2. Internationalisme révolutionnaire et nationalisme vietnamien
Le testament que Hô Chi Minh a laissé à ses compagnons apparaît en quelque sorte comme un autoportrait. On y trouve d'abord l'un des traits permanents de ce révolutionnaire : la priorité absolue donnée à l'action sur la doctrine, aux exigences de l'immédiat sur les préoccupations d'une stratégie à long terme. Les premiers mots ne sont pas pour proclamer des principes, comme l'eussent fait Lénine ou Mao, mais pour affirmer que la lutte contre l'agression américaine était primordiale et se terminerait par la défaite des impérialistes. On y remarque aussi avec quelle insistance le leader disparu parle de la « morale révolutionnaire », au dépens des idées et des théories qui n'occupaient déjà qu'une place infime dans son œuvre. Apparaît ainsi l'homme d'action, le praticien, on dirait même le pragmatique, l'homme du fait plutôt que l'homme du concept.

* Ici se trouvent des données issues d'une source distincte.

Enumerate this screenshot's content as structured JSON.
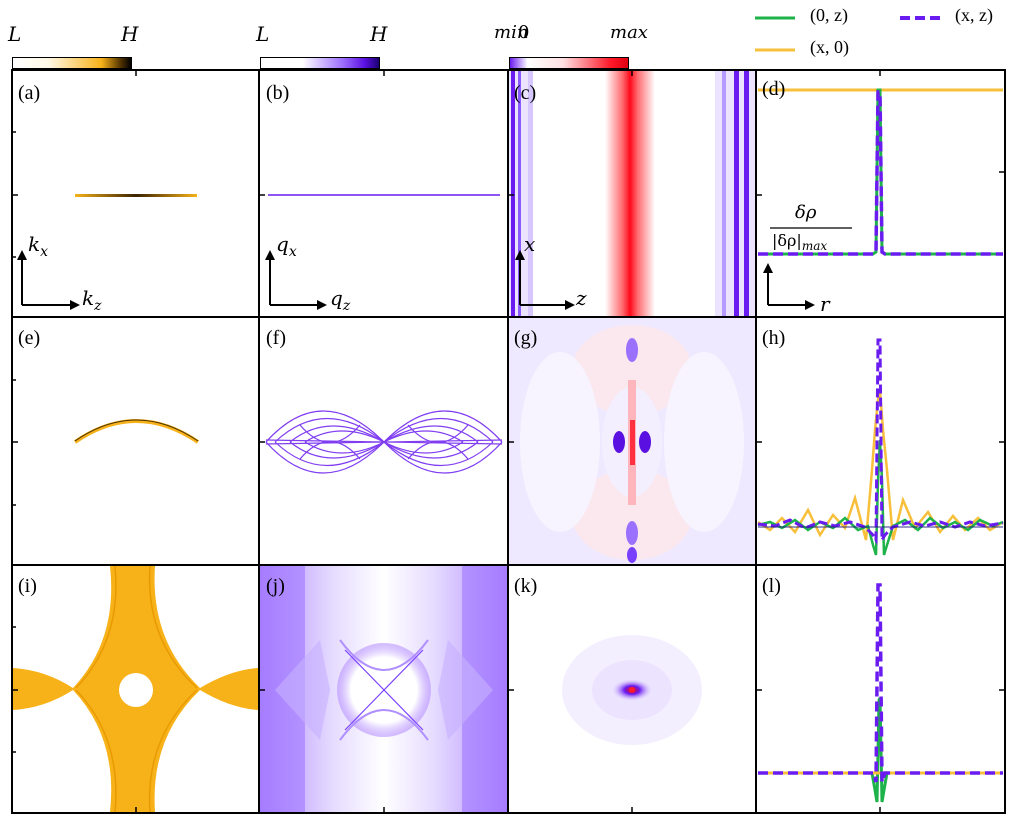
{
  "colorbars": [
    {
      "left": "L",
      "right": "H",
      "gradient": [
        "#ffffff",
        "#fff3d6",
        "#f7b21a",
        "#1a1000"
      ]
    },
    {
      "left": "L",
      "right": "H",
      "gradient": [
        "#ffffff",
        "#ffffff",
        "#7a3cff",
        "#000080"
      ]
    },
    {
      "left": "min",
      "left2": "0",
      "right": "max",
      "gradient": [
        "#7a3cff",
        "#ffffff",
        "#ff1a2a"
      ]
    }
  ],
  "legend": {
    "items": [
      {
        "label": "(0, z)",
        "color": "#1db34a",
        "style": "solid"
      },
      {
        "label": "(x, z)",
        "color": "#6a1cf0",
        "style": "dashed"
      },
      {
        "label": "(x, 0)",
        "color": "#f7bf3a",
        "style": "solid"
      }
    ]
  },
  "panels": [
    {
      "label": "(a)"
    },
    {
      "label": "(b)"
    },
    {
      "label": "(c)"
    },
    {
      "label": "(d)"
    },
    {
      "label": "(e)"
    },
    {
      "label": "(f)"
    },
    {
      "label": "(g)"
    },
    {
      "label": "(h)"
    },
    {
      "label": "(i)"
    },
    {
      "label": "(j)"
    },
    {
      "label": "(k)"
    },
    {
      "label": "(l)"
    }
  ],
  "axes": {
    "a": {
      "vertical": "k",
      "vertical_sub": "x",
      "horizontal": "k",
      "horizontal_sub": "z"
    },
    "b": {
      "vertical": "q",
      "vertical_sub": "x",
      "horizontal": "q",
      "horizontal_sub": "z"
    },
    "c": {
      "vertical": "x",
      "horizontal": "z"
    },
    "d": {
      "horizontal": "r",
      "ratio_num": "δρ",
      "ratio_den": "|δρ|",
      "ratio_den_sub": "max"
    }
  },
  "colors": {
    "orange": "#f7b21a",
    "purple": "#6a1cf0",
    "red": "#ff1a2a",
    "green": "#1db34a"
  }
}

Un autre élément essentiel de ce texte d'adieu est la vigueur avec laquelle M. Hô rappelle son appartenance au mouvement ouvrier et à l'internationale prolétarienne. Les seuls noms de « grands ancêtres » cités sont ceux de Marx et de Lénine – alors que les textes émanant du Vietnam en guerre sont d'ordinaire plus riches en références aux héros nationaux. En outre, la dernière phrase se termine par un appel à la « révolution mondiale », ce qui ne remet pas en question la composante proprement patriotique de l'action et du personnage de Hô Chi Minh, mais incite à nuancer l'opinion, souvent formulée, selon laquelle le marxisme ne lui était jamais apparu que comme un outil pour assurer l'émancipation de son pays. Cette opinion se fonde sur des propos et des gestes nombreux, qui vont de la dissolution du Parti communiste indochinois en 1945 (mesure provisoire, mais qui fit scandale dans l'Internationale) à l'offre d'une négociation directe à la France, en 1953, puis aux États-Unis, en 1968, sans consultation préalable des deux « grands » du camp socialiste.